Metabolomic profiling distinguishes patients with pancreatic masses that are adenocarcinomas versus nonfunctioning neuroendocrine tumours
Introduction
In the diagnostic work-up of pancreatic mass lesions, it is difficult to accurately distinguish pancreatic adenocarcinoma (PA) from nonfunctioning neuroendocrine tumours (NETs). Accurate preoperative identification of patients with NETs would facilitate operative planning. This pilot study aims to investigate the ability of serum metabolomics to distinguish PA from nonfunctioning NETs in pancreatic masses.
Methods
Fasting serum samples were collected as part of an institutional biorepository program (IRB#E20846) from patients undergoing resection of a pancreatic mass. Accompanying clinical data, including preoperative testing for functional NET and final pathology, were collected prospectively. Gas chromatography–mass spectrometry (GC-MS) spectra were acquired for aqueous metabolites and analyzed with multivariate methods (orthogonal partial least squares discriminant analysis [OPLS-DA]) using SIMCA-P+ (V12.0.1) software. Metabolite identification was conducted using Metabolite Detector (V2.06β).
Results
Of patients with resected pancreatic masses, 35 had PA and 14 had NETs without preoperative elevation of functional tumour markers including gastrin and insulin. The median patient age was 64 years, 51% were male and 46% had a mass in the body/tail of the pancreas compared with 54% in the head/uncinate. Patients with PA had a significantly different serum metabolomic profile from those with nonfunctioning NETs on OPLS-DA modelling (36 metabolite components, R2 = 0.63, Q2 = 0.45, p = 0.002). The constructed model correctly classified 91% of cases.
Conclusion
In this pilot study, serum metabolomics was able to distinguish pancreatic adenocarcinoma from nonfunctional neuroendocrine tumours.
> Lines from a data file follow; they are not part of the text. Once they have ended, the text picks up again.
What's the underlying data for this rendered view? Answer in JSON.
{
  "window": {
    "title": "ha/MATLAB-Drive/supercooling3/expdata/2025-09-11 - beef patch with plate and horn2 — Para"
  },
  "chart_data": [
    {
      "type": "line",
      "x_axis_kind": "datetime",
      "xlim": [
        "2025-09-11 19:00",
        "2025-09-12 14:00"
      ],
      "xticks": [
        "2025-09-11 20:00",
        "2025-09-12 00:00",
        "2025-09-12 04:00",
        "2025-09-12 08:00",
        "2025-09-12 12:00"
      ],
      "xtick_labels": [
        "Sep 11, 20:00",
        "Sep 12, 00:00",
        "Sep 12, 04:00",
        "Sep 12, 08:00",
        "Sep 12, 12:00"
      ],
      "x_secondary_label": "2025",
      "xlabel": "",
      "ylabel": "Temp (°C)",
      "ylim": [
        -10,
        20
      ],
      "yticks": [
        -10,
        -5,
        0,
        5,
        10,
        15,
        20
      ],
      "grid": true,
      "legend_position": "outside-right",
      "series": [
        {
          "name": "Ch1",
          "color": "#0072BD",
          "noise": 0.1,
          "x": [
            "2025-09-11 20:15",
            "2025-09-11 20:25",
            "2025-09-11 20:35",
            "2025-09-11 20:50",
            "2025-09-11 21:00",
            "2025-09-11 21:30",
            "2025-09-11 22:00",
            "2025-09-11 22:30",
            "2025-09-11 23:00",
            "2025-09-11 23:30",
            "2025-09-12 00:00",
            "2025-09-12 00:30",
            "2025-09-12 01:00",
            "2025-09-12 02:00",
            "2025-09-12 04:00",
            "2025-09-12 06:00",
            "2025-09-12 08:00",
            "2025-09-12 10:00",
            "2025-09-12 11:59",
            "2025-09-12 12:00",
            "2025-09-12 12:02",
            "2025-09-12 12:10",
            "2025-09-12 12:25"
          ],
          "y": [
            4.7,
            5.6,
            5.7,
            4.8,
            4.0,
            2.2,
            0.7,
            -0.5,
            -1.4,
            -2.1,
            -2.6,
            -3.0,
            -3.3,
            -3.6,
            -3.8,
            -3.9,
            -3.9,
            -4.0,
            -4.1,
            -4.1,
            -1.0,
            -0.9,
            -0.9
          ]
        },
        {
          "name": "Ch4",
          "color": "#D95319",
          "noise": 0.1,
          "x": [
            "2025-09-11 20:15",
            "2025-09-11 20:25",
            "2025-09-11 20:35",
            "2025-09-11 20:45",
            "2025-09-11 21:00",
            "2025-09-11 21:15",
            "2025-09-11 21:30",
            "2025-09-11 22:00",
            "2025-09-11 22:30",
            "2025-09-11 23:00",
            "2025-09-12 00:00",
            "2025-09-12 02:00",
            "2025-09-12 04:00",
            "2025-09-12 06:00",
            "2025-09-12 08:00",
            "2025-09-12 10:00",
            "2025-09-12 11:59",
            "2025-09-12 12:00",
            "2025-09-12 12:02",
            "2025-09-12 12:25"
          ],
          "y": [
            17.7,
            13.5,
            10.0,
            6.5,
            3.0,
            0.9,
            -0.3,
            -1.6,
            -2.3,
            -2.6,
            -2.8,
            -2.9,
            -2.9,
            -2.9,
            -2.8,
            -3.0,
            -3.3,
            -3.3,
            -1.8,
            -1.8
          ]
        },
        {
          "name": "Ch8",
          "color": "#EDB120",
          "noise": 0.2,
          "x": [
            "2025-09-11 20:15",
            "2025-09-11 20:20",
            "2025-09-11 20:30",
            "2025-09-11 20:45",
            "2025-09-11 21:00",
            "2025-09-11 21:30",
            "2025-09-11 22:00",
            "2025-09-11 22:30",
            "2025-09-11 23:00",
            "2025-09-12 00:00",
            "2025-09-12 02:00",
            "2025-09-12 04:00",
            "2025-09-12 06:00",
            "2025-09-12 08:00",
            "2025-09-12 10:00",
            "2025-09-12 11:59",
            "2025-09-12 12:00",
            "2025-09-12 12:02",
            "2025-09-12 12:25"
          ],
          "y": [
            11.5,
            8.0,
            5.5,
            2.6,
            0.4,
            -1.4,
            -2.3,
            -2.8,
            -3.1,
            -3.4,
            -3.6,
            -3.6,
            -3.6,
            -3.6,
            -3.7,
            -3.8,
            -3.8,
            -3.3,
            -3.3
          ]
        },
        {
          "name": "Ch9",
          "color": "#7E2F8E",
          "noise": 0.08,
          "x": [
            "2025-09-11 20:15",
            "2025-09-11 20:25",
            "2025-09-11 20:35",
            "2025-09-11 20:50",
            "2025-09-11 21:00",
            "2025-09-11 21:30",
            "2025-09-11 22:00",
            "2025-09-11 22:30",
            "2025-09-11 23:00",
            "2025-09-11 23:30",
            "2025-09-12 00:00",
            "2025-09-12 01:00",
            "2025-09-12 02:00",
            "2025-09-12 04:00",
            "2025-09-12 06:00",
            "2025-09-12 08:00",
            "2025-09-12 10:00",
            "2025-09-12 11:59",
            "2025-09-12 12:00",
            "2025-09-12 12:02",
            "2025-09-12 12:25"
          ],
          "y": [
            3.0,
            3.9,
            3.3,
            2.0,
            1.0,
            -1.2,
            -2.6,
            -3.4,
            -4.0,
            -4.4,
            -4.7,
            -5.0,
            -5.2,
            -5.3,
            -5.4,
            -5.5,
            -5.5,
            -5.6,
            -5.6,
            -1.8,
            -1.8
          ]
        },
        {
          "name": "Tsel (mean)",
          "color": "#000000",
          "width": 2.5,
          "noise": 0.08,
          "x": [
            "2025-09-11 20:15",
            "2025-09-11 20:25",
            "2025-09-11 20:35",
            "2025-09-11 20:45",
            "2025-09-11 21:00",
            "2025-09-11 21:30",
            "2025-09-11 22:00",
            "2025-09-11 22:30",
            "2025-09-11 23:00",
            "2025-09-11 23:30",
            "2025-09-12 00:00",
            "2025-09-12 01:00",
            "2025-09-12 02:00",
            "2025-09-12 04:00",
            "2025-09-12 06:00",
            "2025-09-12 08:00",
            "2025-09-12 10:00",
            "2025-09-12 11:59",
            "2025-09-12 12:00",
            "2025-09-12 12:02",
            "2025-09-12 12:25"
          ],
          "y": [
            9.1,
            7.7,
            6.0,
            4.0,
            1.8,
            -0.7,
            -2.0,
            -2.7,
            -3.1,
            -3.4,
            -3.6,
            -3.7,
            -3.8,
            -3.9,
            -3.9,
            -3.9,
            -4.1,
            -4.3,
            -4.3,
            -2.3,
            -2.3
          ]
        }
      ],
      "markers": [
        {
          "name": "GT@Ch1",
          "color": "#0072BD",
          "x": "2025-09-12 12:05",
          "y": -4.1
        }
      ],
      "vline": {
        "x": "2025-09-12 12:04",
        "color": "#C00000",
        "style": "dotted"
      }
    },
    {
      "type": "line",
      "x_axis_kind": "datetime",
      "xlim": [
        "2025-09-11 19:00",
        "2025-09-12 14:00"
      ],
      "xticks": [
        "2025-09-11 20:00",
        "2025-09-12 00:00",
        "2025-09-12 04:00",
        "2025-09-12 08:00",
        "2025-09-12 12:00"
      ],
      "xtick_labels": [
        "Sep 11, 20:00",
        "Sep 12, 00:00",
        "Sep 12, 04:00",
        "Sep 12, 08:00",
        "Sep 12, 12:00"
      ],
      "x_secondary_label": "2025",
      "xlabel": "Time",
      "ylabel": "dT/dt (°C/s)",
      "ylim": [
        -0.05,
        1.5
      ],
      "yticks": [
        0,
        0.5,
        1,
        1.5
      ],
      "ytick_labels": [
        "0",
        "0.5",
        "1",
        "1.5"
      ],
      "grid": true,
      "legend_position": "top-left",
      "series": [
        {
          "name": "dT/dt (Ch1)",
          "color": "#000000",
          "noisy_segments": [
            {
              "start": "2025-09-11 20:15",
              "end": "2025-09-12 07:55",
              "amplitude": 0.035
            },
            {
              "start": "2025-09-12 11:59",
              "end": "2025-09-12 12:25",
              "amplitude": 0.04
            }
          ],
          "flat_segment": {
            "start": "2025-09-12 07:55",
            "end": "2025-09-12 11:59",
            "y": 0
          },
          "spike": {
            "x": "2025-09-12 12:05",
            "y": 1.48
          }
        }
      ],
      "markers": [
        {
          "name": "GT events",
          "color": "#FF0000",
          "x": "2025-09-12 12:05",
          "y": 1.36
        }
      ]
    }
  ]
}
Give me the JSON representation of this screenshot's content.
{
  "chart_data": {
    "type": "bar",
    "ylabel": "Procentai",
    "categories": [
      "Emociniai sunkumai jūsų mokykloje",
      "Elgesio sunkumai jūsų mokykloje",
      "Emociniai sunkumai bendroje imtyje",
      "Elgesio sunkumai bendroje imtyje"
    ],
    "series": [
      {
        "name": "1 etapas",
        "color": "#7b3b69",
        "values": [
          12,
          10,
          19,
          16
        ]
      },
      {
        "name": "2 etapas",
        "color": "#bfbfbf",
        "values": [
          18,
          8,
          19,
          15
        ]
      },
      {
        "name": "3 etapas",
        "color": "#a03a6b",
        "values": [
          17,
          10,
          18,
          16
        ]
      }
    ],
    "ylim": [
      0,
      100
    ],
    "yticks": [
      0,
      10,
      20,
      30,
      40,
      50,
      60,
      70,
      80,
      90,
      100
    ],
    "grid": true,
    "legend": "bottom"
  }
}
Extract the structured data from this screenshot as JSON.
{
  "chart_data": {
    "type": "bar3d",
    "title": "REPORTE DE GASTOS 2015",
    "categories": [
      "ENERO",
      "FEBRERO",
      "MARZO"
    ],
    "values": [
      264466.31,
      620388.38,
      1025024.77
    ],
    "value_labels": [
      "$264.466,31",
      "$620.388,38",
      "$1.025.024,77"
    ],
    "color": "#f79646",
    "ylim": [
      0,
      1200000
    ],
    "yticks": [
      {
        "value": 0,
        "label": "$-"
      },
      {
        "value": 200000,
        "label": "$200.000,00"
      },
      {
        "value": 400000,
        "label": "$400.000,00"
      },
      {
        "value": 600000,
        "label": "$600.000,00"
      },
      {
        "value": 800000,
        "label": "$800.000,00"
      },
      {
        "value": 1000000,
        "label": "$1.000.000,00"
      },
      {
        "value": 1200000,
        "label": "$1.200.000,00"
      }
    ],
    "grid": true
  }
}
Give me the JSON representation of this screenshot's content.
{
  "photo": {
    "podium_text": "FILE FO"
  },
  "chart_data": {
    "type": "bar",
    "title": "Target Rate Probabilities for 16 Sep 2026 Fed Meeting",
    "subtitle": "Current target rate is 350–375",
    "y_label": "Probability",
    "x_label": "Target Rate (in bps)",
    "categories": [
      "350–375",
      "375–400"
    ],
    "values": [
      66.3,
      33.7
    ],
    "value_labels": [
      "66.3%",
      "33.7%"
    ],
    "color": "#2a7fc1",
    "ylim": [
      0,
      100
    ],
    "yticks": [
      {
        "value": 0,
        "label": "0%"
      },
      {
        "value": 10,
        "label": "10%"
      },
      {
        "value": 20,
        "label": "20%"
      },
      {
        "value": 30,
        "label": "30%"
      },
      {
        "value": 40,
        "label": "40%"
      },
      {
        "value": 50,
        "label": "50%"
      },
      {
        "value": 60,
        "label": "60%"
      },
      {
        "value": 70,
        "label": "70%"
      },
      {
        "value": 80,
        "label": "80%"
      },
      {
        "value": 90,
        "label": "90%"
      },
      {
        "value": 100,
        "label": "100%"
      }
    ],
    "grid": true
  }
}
Further analysis may yield a novel serum test to distinguish these lesions in clinical practice.
Outcomes for deep melanoma (> 4 mm): an analysis of 1731 cases
Introduction
Outcomes and optimal surgical treatment for patients with deep melanoma (> 4 mm) have not been well studied. The purpose of our study is to describe the clinicopathological features of this population and analyze predictive factors for survival.
Methods
We performed an analysis of the Surveillance, Epidemiology, and End Results (SEER) database, selecting patients aged 18–80, diagnosed in 2004–2007, who had truncal or limb melanoma with a Breslow depth of more than 4.0 mm. Overall survival was calculated using the Kaplan–Meier method and was adjusted for prognostic factors using a Cox proportional hazards regression model.
Results
We identified 1731 patients with deep melanoma: 63% were male, and the median age was 61 years. At presentation, 90% had no evidence of metastatic disease, and of these patients, only 11% had clinically positive lymph nodes (LN) and 22% had micrometastases. The 3-year overall survival was 60.2%. Multivariate Cox analysis demonstrated that improved survival was associated with age younger than 60 years (HR 0.599, p < 0.001), no ulceration (HR 0.656, p = 0.0003), clinically negative LN (HR 0.339, p < 0.0001), M0 disease (HR 0.335, p < 0.0001) and Breslow 4–8 mm (HR 0.667, p = 0.0002).
Conclusion
Ulceration, nodal status, metastases and melanoma depth negatively predict survival; however, thickness was the least influential. Overall, we found that patients with deep melanomas have encouraging outcomes. We advocate that in the absence of metastatic disease, these patients should be offered the same surgical treatment as those with melanomas of intermediate thickness.